Class AbstractColumnReader<VECTOR extends org.apache.flink.table.data.columnar.vector.writable.WritableColumnVector>

java.lang.Object
org.apache.flink.formats.parquet.vector.reader.AbstractColumnReader<VECTOR>
All Implemented Interfaces:
ColumnReader<VECTOR>
Direct Known Subclasses:
BooleanColumnReader, ByteColumnReader, BytesColumnReader, DoubleColumnReader, FixedLenBytesColumnReader, FloatColumnReader, IntColumnReader, LongColumnReader, ShortColumnReader, TimestampColumnReader

public abstract class AbstractColumnReader<VECTOR extends org.apache.flink.table.data.columnar.vector.writable.WritableColumnVector> extends Object implements ColumnReader<VECTOR>
Abstract ColumnReader.

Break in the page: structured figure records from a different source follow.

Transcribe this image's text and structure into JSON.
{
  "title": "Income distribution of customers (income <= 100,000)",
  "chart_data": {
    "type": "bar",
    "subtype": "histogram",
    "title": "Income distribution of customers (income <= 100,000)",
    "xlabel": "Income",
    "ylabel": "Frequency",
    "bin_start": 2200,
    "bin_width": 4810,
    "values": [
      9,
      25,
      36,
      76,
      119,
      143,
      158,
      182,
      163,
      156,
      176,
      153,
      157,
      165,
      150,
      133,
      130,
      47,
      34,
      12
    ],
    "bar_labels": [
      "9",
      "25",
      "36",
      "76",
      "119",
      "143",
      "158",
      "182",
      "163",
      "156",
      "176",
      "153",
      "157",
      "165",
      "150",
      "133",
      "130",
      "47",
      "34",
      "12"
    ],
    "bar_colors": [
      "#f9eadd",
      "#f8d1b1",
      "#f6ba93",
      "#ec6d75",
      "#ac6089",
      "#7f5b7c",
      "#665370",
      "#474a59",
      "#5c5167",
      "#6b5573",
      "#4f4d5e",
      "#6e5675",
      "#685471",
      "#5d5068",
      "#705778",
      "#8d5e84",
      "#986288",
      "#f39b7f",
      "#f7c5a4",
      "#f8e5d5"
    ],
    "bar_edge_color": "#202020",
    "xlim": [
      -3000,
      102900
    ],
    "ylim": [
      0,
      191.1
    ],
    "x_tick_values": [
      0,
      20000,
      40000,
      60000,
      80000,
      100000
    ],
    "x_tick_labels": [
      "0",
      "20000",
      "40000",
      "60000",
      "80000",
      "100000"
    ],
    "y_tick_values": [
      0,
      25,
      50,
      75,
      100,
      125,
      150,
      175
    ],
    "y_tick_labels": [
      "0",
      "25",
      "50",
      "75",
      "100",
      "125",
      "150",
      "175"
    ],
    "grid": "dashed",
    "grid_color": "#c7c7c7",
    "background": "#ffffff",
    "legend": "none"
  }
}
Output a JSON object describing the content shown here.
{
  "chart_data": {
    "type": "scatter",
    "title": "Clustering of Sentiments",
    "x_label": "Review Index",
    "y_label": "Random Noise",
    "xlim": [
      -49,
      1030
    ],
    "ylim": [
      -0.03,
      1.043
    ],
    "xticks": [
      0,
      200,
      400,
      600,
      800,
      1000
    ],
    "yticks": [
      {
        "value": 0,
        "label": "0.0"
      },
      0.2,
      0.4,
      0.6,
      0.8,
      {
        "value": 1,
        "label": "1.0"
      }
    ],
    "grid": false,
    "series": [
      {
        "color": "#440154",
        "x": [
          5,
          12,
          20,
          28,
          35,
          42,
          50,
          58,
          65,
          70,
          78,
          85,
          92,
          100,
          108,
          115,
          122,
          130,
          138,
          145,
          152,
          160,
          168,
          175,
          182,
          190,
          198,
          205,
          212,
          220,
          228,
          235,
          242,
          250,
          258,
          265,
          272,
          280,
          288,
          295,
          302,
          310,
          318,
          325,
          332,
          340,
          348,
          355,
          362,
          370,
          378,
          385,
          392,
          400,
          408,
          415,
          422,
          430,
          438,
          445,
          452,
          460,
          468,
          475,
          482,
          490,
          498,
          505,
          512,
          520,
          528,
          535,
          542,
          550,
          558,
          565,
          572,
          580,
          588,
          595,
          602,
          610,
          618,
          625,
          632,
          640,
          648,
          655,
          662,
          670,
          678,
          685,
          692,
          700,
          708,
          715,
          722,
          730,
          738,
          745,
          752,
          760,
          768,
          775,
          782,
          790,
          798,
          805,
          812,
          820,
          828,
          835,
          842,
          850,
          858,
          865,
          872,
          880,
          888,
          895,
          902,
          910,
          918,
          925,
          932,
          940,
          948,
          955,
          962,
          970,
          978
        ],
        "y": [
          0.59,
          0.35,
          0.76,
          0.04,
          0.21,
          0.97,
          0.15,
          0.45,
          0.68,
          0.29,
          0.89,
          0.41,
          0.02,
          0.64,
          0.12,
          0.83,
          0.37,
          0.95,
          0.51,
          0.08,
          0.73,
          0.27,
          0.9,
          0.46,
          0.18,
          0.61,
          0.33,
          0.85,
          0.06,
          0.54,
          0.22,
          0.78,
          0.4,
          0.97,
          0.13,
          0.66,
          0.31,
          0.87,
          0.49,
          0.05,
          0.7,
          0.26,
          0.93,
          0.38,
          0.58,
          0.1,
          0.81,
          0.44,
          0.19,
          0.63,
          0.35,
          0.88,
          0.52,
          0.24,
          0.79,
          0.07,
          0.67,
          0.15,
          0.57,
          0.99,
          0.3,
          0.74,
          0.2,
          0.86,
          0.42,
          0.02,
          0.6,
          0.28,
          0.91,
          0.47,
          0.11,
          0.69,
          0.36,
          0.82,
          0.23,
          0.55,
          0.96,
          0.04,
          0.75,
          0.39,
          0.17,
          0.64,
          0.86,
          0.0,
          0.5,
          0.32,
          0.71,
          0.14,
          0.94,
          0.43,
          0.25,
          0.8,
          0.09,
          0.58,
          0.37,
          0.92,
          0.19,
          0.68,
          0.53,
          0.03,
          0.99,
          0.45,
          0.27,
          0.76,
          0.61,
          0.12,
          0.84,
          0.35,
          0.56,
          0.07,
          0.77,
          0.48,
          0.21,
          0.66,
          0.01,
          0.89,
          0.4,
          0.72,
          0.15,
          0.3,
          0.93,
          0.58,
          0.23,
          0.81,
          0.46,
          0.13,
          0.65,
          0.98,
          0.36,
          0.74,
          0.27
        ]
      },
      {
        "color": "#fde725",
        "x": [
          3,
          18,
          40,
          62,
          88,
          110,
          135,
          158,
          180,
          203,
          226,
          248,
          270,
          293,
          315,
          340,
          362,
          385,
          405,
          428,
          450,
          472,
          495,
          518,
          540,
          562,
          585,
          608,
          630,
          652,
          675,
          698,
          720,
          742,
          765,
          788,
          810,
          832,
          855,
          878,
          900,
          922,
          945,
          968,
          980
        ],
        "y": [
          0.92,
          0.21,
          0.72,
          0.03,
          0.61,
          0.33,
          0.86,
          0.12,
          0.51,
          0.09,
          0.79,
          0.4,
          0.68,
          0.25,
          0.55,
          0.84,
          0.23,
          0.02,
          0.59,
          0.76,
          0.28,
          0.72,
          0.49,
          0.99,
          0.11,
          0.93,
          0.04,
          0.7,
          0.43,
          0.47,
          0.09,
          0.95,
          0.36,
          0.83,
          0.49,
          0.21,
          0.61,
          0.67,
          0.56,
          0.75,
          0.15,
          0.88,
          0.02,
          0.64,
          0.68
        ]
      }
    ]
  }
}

See ColumnReaderImpl, part of the code is referred from Apache Spark and Apache Parquet.
  • Field Summary

    Fields
    Modifier and Type
    Field
    Description
    protected final org.apache.parquet.column.ColumnDescriptor
     
    protected final org.apache.parquet.column.Dictionary
    The dictionary, if this column has dictionary encoding.
    protected final int
    Maximum definition level for this column.
    protected org.apache.flink.formats.parquet.vector.reader.RunLengthDecoder
    Run length decoder for data and dictionary.
  • Constructor Summary

    Constructors
    Constructor
    Description
    AbstractColumnReader(org.apache.parquet.column.ColumnDescriptor descriptor, org.apache.parquet.column.page.PageReader pageReader)
     
  • Method Summary

    Modifier and Type
    Method
    Description
    protected void
    After read a page, we may need some initialization.
    protected void
    checkTypeName(org.apache.parquet.schema.PrimitiveType.PrimitiveTypeName expectedName)
     
    protected abstract void
    readBatch(int rowId, int num, VECTOR column)
    Read batch from runLenDecoder and dataInputStream.
    protected abstract void
    readBatchFromDictionaryIds(int rowId, int num, VECTOR column, org.apache.flink.table.data.columnar.vector.writable.WritableIntVector dictionaryIds)
    Decode dictionary ids to data.
    final void
    readToVector(int readNumber, VECTOR vector)
    Reads `total` values from this columnReader into column.
    protected boolean
    Support lazy dictionary ids decode.

    Methods inherited from class java.lang.Object

    clone, equals, finalize, getClass, hashCode, notify, notifyAll, toString, wait, wait, wait
  • Field Details

    • dictionary

      protected final org.apache.parquet.column.Dictionary dictionary
      The dictionary, if this column has dictionary encoding.
    • maxDefLevel

      protected final int maxDefLevel
      Maximum definition level for this column.
    • descriptor

      protected final org.apache.parquet.column.ColumnDescriptor descriptor
    • runLenDecoder

      protected org.apache.flink.formats.parquet.vector.reader.RunLengthDecoder runLenDecoder
      Run length decoder for data and dictionary.
  • Constructor Details

    • AbstractColumnReader

      public AbstractColumnReader(org.apache.parquet.column.ColumnDescriptor descriptor, org.apache.parquet.column.page.PageReader pageReader) throws IOException
      Throws:
      IOException
  • Method Details

    • checkTypeName

      protected void checkTypeName(org.apache.parquet.schema.PrimitiveType.PrimitiveTypeName expectedName)
    • readToVector

      public final void readToVector(int readNumber, VECTOR vector) throws IOException
      Reads `total` values from this columnReader into column.
      Specified by:
      readToVector in interface ColumnReader<VECTOR extends org.apache.flink.table.data.columnar.vector.writable.WritableColumnVector>
      Parameters:
      readNumber - number to read.
      vector - vector to write.
      Throws:
      IOException
    • afterReadPage

      protected void afterReadPage()
      After read a page, we may need some initialization.
    • supportLazyDecode

      protected boolean supportLazyDecode()
      Support lazy dictionary ids decode. See more in ParquetDictionary. If return false, we will decode all the data first.
    • readBatch

      protected abstract void readBatch(int rowId, int num, VECTOR column)
      Read batch from runLenDecoder and dataInputStream.
    • readBatchFromDictionaryIds

      protected abstract void readBatchFromDictionaryIds(int rowId, int num, VECTOR column, org.apache.flink.table.data.columnar.vector.writable.WritableIntVector dictionaryIds)
      Decode dictionary ids to data. From runLenDecoder and dictionaryIdsDecoder.